Zełenski: Rosyjski terror nie zwalnia, potrzebujemy silnego wsparcia

Wołodymyr Zełenski opublikował w mediach społecznościowych nagranie, na którym widać ataki Rosjan na ukraińskie miasta. Zwrócił się do wspierających Ukrainę państw, apelując o pomoc.
Zełenski: Potrzebujemy silnego wsparcia
Przywódca Ukrainy przypomniał, że pokonanie Rosji będzie możliwe, kiedy państwa sojusznicze jeszcze mocniej wesprą jego kraj.

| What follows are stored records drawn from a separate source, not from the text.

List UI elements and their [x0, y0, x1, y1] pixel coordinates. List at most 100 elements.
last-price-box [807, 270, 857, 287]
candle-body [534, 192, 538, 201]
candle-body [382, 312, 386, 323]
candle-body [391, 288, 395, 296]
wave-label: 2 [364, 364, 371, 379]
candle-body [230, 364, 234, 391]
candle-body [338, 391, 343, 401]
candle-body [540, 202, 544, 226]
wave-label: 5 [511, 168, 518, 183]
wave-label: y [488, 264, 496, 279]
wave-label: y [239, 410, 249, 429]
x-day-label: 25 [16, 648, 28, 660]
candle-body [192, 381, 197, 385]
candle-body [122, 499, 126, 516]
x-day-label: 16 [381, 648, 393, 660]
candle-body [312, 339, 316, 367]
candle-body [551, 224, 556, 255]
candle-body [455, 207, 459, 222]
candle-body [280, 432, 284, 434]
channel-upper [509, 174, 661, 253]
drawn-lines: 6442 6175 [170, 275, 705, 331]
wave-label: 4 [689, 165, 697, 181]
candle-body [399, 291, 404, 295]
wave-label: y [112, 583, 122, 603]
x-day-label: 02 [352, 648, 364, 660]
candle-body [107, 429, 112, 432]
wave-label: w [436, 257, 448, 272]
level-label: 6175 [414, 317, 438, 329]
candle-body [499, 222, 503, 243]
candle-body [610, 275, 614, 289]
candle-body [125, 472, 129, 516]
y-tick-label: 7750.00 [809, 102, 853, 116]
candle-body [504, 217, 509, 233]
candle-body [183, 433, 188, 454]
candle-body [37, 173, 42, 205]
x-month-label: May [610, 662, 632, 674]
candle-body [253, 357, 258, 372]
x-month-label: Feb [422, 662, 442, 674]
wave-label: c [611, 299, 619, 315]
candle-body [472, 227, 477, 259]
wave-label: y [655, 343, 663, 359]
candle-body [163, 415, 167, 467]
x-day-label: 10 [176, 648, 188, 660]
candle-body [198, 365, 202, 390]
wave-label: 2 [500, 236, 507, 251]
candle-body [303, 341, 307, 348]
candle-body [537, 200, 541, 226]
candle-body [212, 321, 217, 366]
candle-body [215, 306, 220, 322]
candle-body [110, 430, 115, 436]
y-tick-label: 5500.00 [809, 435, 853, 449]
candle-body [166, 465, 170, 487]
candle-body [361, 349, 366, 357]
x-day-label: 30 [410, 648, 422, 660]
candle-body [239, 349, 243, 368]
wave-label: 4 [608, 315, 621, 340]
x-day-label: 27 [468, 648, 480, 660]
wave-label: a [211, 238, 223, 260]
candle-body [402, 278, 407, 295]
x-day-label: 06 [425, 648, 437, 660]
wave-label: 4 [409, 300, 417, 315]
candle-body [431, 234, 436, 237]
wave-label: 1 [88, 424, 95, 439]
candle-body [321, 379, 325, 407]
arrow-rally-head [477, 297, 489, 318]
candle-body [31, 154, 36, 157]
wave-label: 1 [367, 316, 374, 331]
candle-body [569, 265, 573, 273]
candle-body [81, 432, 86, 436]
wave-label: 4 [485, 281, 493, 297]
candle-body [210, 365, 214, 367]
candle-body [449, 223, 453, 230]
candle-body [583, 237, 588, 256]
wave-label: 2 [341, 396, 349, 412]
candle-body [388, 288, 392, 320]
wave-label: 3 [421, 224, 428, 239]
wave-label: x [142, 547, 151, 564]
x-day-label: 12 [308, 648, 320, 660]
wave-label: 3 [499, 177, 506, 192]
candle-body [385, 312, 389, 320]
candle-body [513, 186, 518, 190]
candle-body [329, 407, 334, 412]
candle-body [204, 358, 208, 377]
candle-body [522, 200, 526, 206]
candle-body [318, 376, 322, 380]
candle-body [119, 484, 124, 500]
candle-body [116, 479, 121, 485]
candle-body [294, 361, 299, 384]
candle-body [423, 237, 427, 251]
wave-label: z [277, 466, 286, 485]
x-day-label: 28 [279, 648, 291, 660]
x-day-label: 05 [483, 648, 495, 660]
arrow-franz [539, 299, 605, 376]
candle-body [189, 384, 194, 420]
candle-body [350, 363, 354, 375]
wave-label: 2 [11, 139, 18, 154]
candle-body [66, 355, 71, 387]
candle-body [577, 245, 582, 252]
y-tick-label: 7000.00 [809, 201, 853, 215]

- Ukraina potrzebuje więcej systemów obrony powietrznej. Potrzebujemy silnego wsparcia od naszych partnerów. Tylko tego dnia nasi wojownicy zestrzelili dwie rosyjskie rakiety Kalibr. Wczoraj - 12 rosyjskich rakiet i 13 dronów. I tak dalej, każdej nocy, każdego dnia
- czytamy słowa ukraińskiego przywódcy.
- Rosyjski terror nie zwalnia, więc musimy zwiększyć naszą presję. Wszelkimi środkami i wspólnie z naszymi partnerami. Mamy wystarczająco dużo determinacji, by zniszczyć terrorystów na ich terytorium, to sprawiedliwe, i potrzebujemy takiej samej determinacji ze strony naszych partnerów. Możemy powstrzymać Rosję, Zrobimy to razem ze wszystkimi na świecie, którzy cenią życie
- dodał polityk.
Wojna na Ukrainie
24 lutego 2022 roku Rosja rozpoczęła pełnowymiarową inwazję na Ukrainę. Atak rozpoczął się nocą, kiedy ok. 200 tys. rosyjskich żołnierzy najechało naszego wschodniego sąsiada. Przeprowadzono ataki rakietowe praktycznie w całym kraju, również w Iwano-Frankowsku i Łucku. Są to miejscowości położone ok. 100 km od naszej granicy, co dodatkowo wzbudzało ogrom niepokoju. Rosjanie od pierwszych dni wojny dopuszczali się okrutnych czynów i szli na całość. W planach mieli błyskawiczne zajęcie Kijowa, sprawy potoczyły się jednak inaczej. Rosjanie nie spodziewali się tak zdecydowanego odwetu i problemów w realizacji swojego planu. Od samego początku nazywali inwazję na Ukrainę „specjalną operacją wojskową”.